Departure from common sense
The paper argues against the expectation that one established signal-processing mapping should work broadly for environmental sounds, showing instead that preferences vary substantially across clips, classes, and categories.
Actual novelty
The main novelty is Sound2Hap, a CNN-based autoencoder trained from human-rated audio-vibration pairs to generate perceptually aligned vibrotactile signals for diverse environmental sounds, paired with a large rated dataset and comparative evaluation against four signal-processing baselines.
Evidence
The paper grounds its claims in two in-person user studies. Study 1 collected 8,000 ratings on 4,000 audio-vibration pairs from 1,000 ESC-50 clips with 34 participants, showing substantial variation in algorithm preference across sound types. Study 2 evaluated two Sound2Hap variants against class-best signal-processing baselines with 15 participants using new ESC-50 and BBC clips to test cross-dataset generalizability. The focused sections also explicitly frame a discussion of limitations and future work.
“ Using this dataset, we trained Sound2Hap, a CNN-based autoencoder, to generate perceptually meaningful vibrations from diverse sounds with low latency. In Study 2, 15 participants rated its output higher than signal-processing baselines on both audio-vibration match and Haptic Experience Index (HXI), finding it more harmonious with diverse sounds”
actual novelty · Abstract · confidence 0.97
“User preferences toward different algorithms varied across sound clips, classes, and categories.
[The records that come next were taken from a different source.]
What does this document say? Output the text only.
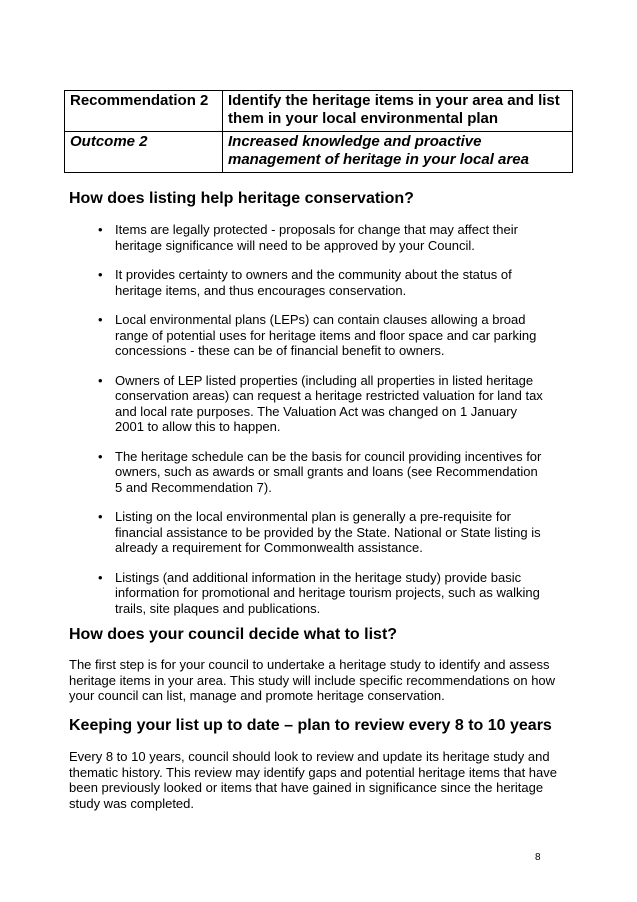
Recommendation 2	Identify the heritage items in your area and list them in your local environmental plan
Outcome 2	Increased knowledge and proactive management of heritage in your local area
How does listing help heritage conservation?
• Items are legally protected - proposals for change that may affect their heritage significance will need to be approved by your Council.
• It provides certainty to owners and the community about the status of heritage items, and thus encourages conservation.
• Local environmental plans (LEPs) can contain clauses allowing a broad range of potential uses for heritage items and floor space and car parking concessions - these can be of financial benefit to owners.
• Owners of LEP listed properties (including all properties in listed heritage conservation areas) can request a heritage restricted valuation for land tax and local rate purposes. The Valuation Act was changed on 1 January 2001 to allow this to happen.
• The heritage schedule can be the basis for council providing incentives for owners, such as awards or small grants and loans (see Recommendation 5 and Recommendation 7).
• Listing on the local environmental plan is generally a pre-requisite for financial assistance to be provided by the State. National or State listing is already a requirement for Commonwealth assistance.
• Listings (and additional information in the heritage study) provide basic information for promotional and heritage tourism projects, such as walking trails, site plaques and publications.
How does your council decide what to list?

The first step is for your council to undertake a heritage study to identify and assess heritage items in your area. This study will include specific recommendations on how your council can list, manage and promote heritage conservation.

Keeping your list up to date – plan to review every 8 to 10 years

Every 8 to 10 years, council should look to review and update its heritage study and thematic history. This review may identify gaps and potential heritage items that have been previously looked or items that have gained in significance since the heritage study was completed.

8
Below, we report preferences at the levels of five major categories, 50 sound classes, and 1,000 individual sound clips”
departure from common sense · 5.2 Results: Insights from User Ratings · confidence 0.96
“9 Discussion Below, we first reflect on the result, then discuss the utility of Sound2Hap and outline its limitations and future work.”
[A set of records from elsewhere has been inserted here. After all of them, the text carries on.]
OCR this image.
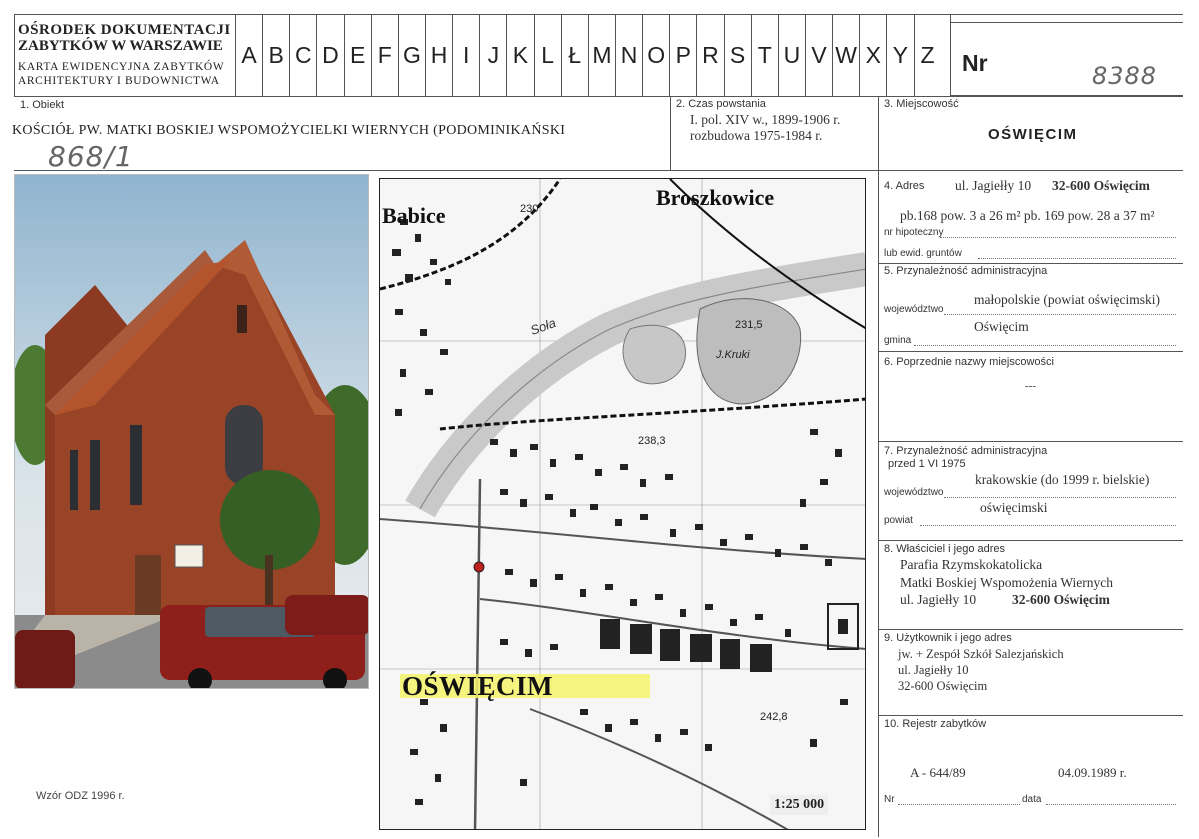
OŚRODEK DOKUMENTACJI
ZABYTKÓW W WARSZAWIE
KARTA EWIDENCYJNA ZABYTKÓW
ARCHITEKTURY I BUDOWNICTWA
A B C D E F G H I J K L Ł M N O P R S T U V W X Y Z Nr	8388
1. Obiekt
KOŚCIÓŁ PW. MATKI BOSKIEJ WSPOMOŻYCIELKI WIERNYCH (PODOMINIKAŃSKI
868/1
2. Czas powstania
I. pol. XIV w., 1899-1906 r.
rozbudowa 1975-1984 r.
3. Miejscowość
OŚWIĘCIM
4. Adres ul. Jagiełły 10 32-600 Oświęcim
pb.168 pow. 3 a 26 m² pb. 169 pow. 28 a 37 m²
nr hipoteczny
lub ewid. gruntów
5. Przynależność administracyjna
małopolskie (powiat oświęcimski)
województwo
Oświęcim
gmina
6. Poprzednie nazwy miejscowości
---
7. Przynależność administracyjna
przed 1 VI 1975
krakowskie (do 1999 r. bielskie)
województwo
oświęcimski
powiat
8. Właściciel i jego adres
Parafia Rzymskokatolicka
Matki Boskiej Wspomożenia Wiernych
ul. Jagiełły 10	32-600 Oświęcim
9. Użytkownik i jego adres
jw. + Zespół Szkół Salezjańskich
ul. Jagiełły 10
32-600 Oświęcim
10. Rejestr zabytków
A - 644/89	04.09.1989 r.
Nr	data
Wzór ODZ 1996 r.
Babice
Broszkowice
OŚWIĘCIM
Soła
J.Kruki
230
231,5
238,3
242,8
1:25 000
limitation · 9 Discussion · confidence 0.72
“ Step 4 - Final user evaluation (Section 7): A second in-person study with 15 participants showed that both Sound2Hap variants outperformed the best signal-processing baselines on perceptual ratings and HXI measures”
validation scope · 3 Overview of Sound2Hap Design and Evaluation Process · confidence 0.96
Limits
Method limits
The focused sections only explicitly indicate that the paper discusses limitations and future work, without exposing the detailed limitation text. Based on the grounded sections, the review should be read as validated primarily through controlled in-person studies on environmental sounds rather than as a universal solution for all audio-haptic settings.
Deployment limits
Evidence in the provided sections supports evaluation in controlled study settings with selected datasets and baselines, not broad real-world deployment. Practical deployment constraints are discussed by the authors, but the detailed wording is not included in the focused excerpts.
Boundary conditions
Claims are bounded to environmental sound effects, four implemented signal-processing baselines, and user-rated perceptual alignment in the reported studies. Generalization evidence is limited to new clips from ESC-50 and the BBC Sound Effects library.
Position in field
This work advances audio-to-haptic translation by shifting the field from hand-crafted signal-processing mappings toward a perceptually trained generative model for environmental sounds. Its contribution is not just a model but a combined dataset-model-evaluation pipeline that makes user preference central to audio-to-vibration generation.